In general, it can be said that branding seeks to influence how people see the branded entity relative to its competitors positioned in a competitive landscape.
But this purpose can be accomplished in quite different ways.
Normal branding tends to accepts a conventional view of a market as given, and works on how the branded entity is perceived when seen from this view. It tends to position products by looking for unoccupied areas in the landscape and marking territory there, and “owning that space” by identifying the brand with certain desirable characteristics. It then builds the brand on that space by emphasizing those differences, messaging the importance of the differences, aestheticizing the differences in order to make them as appealing as possible.
A different approach to branding attempts to influence how people see the market, by showing a different angle from which it can be viewed — one that reveals the branded entity at its best angle and the competitors at their worst.
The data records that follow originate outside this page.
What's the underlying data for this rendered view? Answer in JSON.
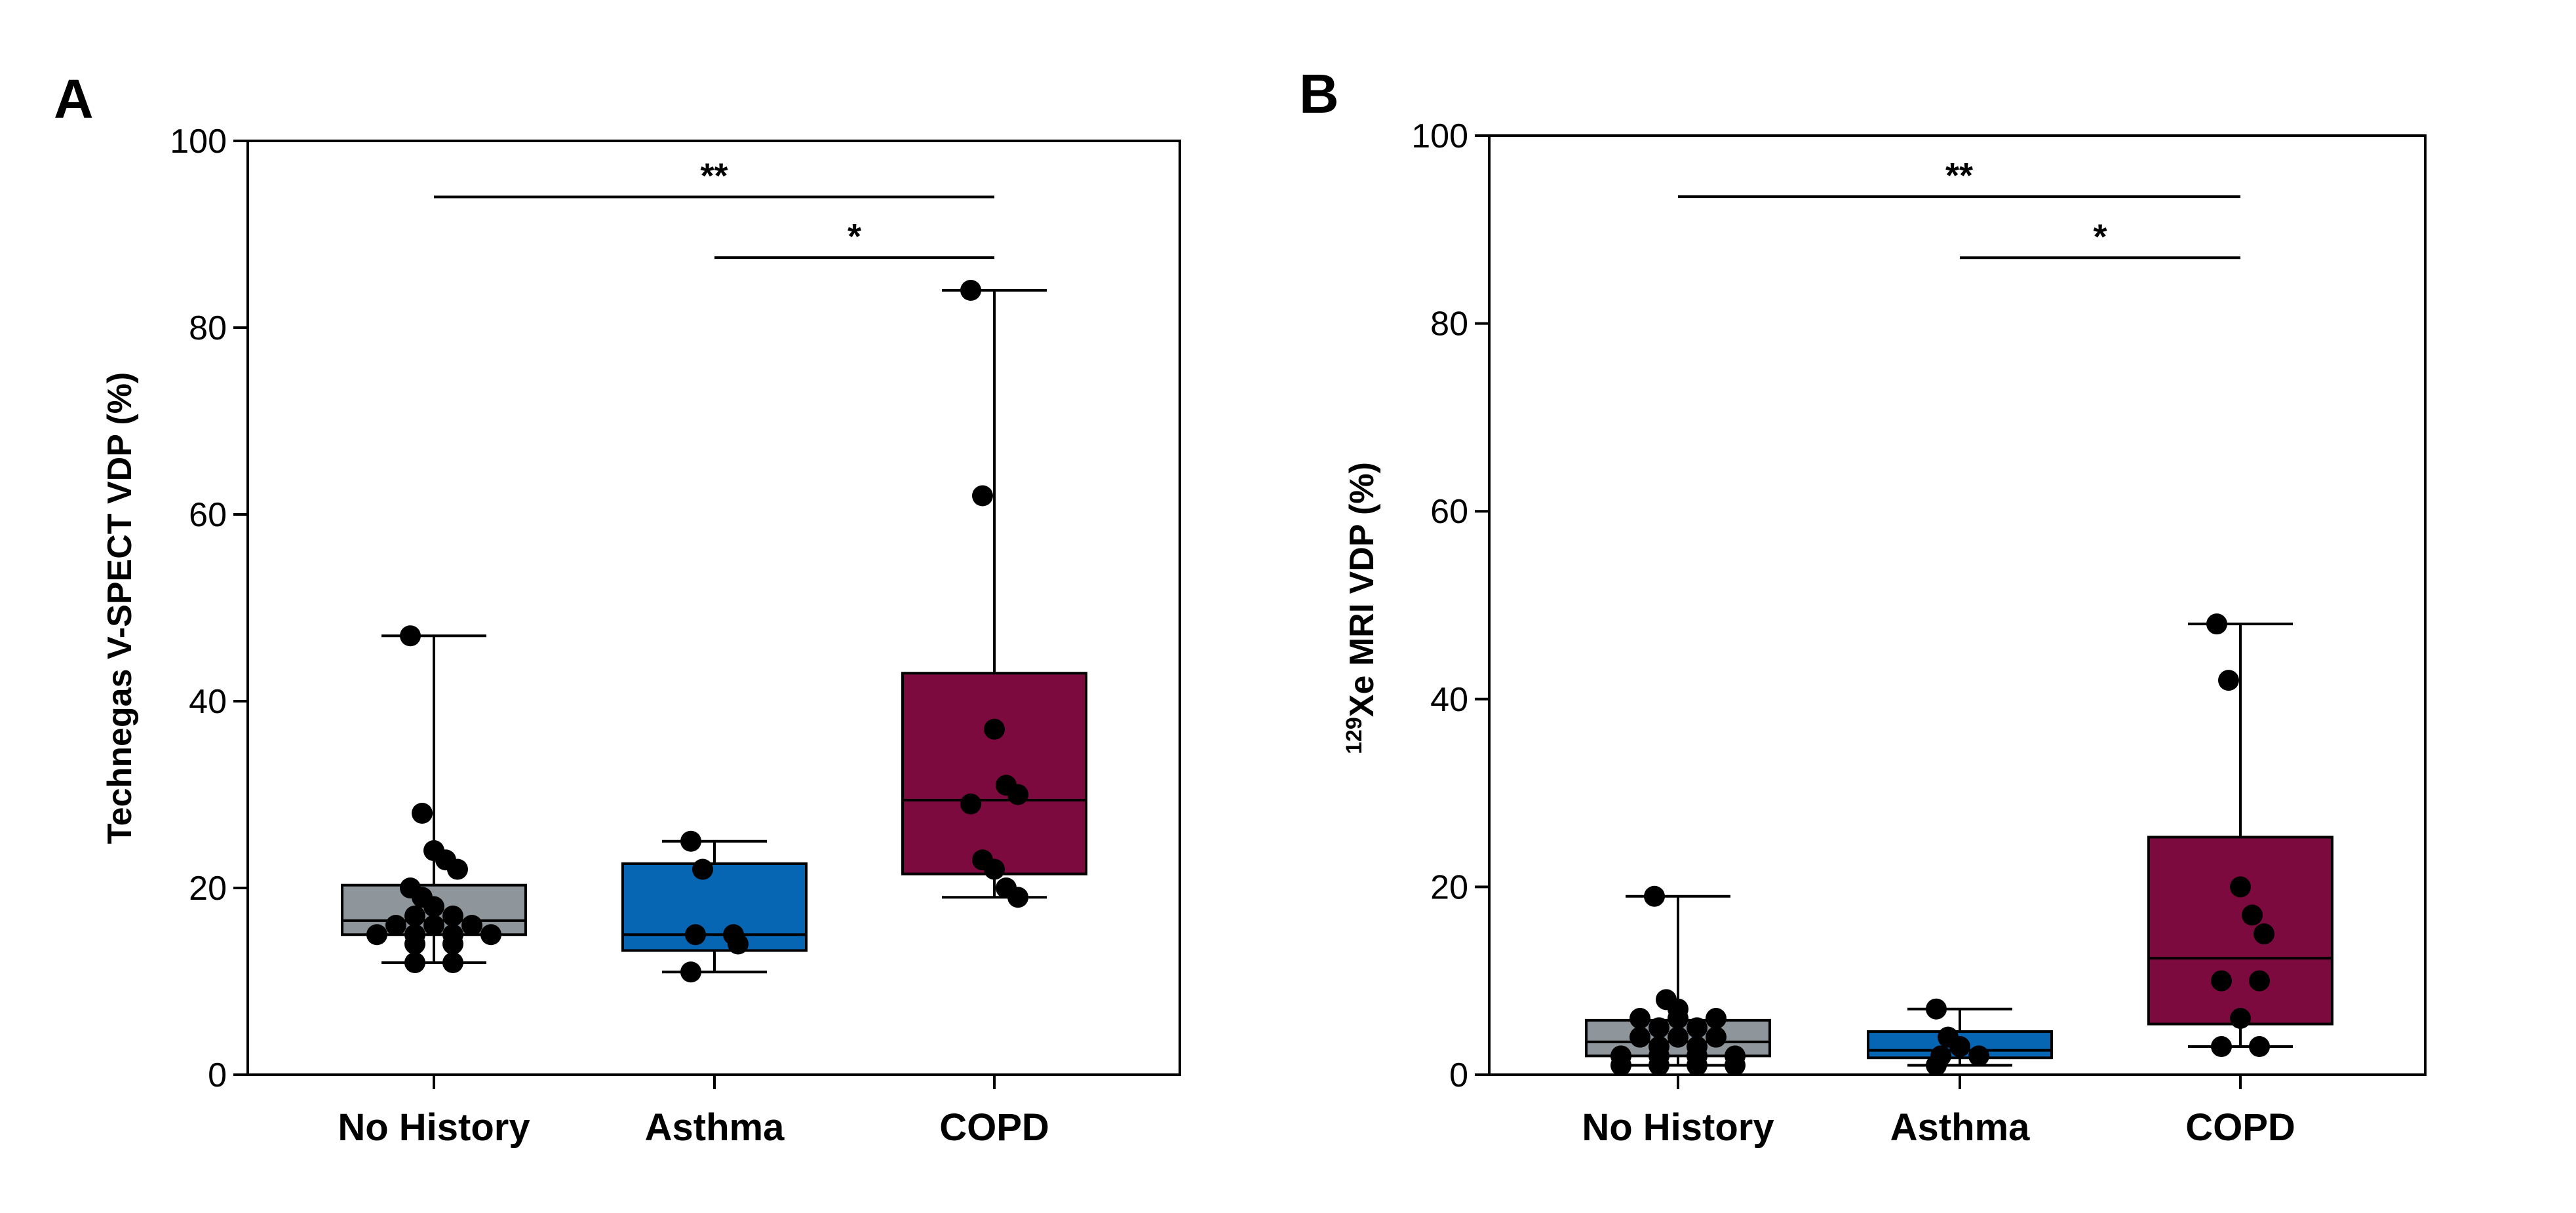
{
  "chart_data": [
    {
      "type": "box",
      "panel": "A",
      "ylabel": "Technegas V-SPECT VDP (%)",
      "ylim": [
        0,
        100
      ],
      "yticks": [
        0,
        20,
        40,
        60,
        80,
        100
      ],
      "categories": [
        "No History",
        "Asthma",
        "COPD"
      ],
      "colors": [
        "#8e959b",
        "#0766b3",
        "#7c0a3e"
      ],
      "boxes": [
        {
          "min": 12,
          "q1": 15,
          "median": 16.5,
          "q3": 20.3,
          "max": 47,
          "points": [
            47,
            28,
            24,
            23,
            22,
            20,
            19,
            18,
            17,
            17,
            16,
            16,
            16,
            15,
            15,
            15,
            15,
            14,
            14,
            12,
            12
          ]
        },
        {
          "min": 11,
          "q1": 13.3,
          "median": 15,
          "q3": 22.6,
          "max": 25,
          "points": [
            25,
            22,
            15,
            15,
            14,
            11
          ]
        },
        {
          "min": 19,
          "q1": 21.5,
          "median": 29.4,
          "q3": 43,
          "max": 84,
          "points": [
            84,
            62,
            37,
            31,
            30,
            29,
            23,
            22,
            20,
            19
          ]
        }
      ],
      "significance": [
        {
          "from": 0,
          "to": 2,
          "label": "**",
          "y": 94
        },
        {
          "from": 1,
          "to": 2,
          "label": "*",
          "y": 87.5
        }
      ]
    },
    {
      "type": "box",
      "panel": "B",
      "ylabel_sup": "129",
      "ylabel": "Xe MRI VDP (%)",
      "ylim": [
        0,
        100
      ],
      "yticks": [
        0,
        20,
        40,
        60,
        80,
        100
      ],
      "categories": [
        "No History",
        "Asthma",
        "COPD"
      ],
      "colors": [
        "#8e959b",
        "#0766b3",
        "#7c0a3e"
      ],
      "boxes": [
        {
          "min": 1,
          "q1": 2,
          "median": 3.5,
          "q3": 5.8,
          "max": 19,
          "points": [
            19,
            8,
            7,
            6,
            6,
            6,
            5,
            5,
            4,
            4,
            4,
            3,
            3,
            2,
            2,
            2,
            2,
            1,
            1,
            1,
            1
          ]
        },
        {
          "min": 1,
          "q1": 1.8,
          "median": 2.6,
          "q3": 4.6,
          "max": 7,
          "points": [
            7,
            4,
            3,
            2,
            2,
            1
          ]
        },
        {
          "min": 3,
          "q1": 5.4,
          "median": 12.4,
          "q3": 25.3,
          "max": 48,
          "points": [
            48,
            42,
            20,
            17,
            15,
            10,
            10,
            6,
            3,
            3
          ]
        }
      ],
      "significance": [
        {
          "from": 0,
          "to": 2,
          "label": "**",
          "y": 93.5
        },
        {
          "from": 1,
          "to": 2,
          "label": "*",
          "y": 87
        }
      ]
    }
  ]
}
In this approach, the branded entity shows the customer its own activities, needs, desires and pain-points in a new way that the branded entity is uniquely suited to address. The component parts of the shift — which are not to be seen as discrete pieces to craft bit by but, but rather as parts of a whole to be developed together — are simultaneously factual, practical, ethical and emotional — and form an ethos that is inhabited and participated in.
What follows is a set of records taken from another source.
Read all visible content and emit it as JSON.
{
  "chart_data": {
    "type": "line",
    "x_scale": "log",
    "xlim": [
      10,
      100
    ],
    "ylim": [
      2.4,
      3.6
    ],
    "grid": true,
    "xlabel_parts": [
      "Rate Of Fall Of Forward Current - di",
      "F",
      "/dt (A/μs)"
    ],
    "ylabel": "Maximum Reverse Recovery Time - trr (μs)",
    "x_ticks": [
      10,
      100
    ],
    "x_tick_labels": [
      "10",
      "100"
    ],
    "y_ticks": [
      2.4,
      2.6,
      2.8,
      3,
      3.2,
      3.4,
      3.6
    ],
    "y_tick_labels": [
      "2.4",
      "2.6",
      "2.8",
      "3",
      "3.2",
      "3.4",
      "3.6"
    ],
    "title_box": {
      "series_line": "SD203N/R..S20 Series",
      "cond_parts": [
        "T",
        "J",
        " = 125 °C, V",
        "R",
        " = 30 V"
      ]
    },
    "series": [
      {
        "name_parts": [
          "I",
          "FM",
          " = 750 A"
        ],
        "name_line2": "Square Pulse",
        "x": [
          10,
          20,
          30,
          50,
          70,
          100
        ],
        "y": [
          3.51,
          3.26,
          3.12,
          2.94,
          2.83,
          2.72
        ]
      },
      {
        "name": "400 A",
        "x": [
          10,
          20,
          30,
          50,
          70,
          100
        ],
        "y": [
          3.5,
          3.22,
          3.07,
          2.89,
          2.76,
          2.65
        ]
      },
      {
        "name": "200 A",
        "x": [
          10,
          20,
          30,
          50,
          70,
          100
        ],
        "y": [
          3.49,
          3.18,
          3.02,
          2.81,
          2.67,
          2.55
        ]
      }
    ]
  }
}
Another way to characterize the two approaches: the former treats brands as 3rd person (an object of sight), and the latter treats brands as 1st person (a way of seeing). The 3rd person brand is passive in respect to the viewer, and concentrates all its efforts on presenting itself as compellingly as possible. The 1st person brand invites the viewer to join it in looking at things from a fresher and more productive angle. And that angle reflects the 1st person brand in the best light, at the best angle so the brand doesn’t even have to preen or present. It is just naturally the best choice.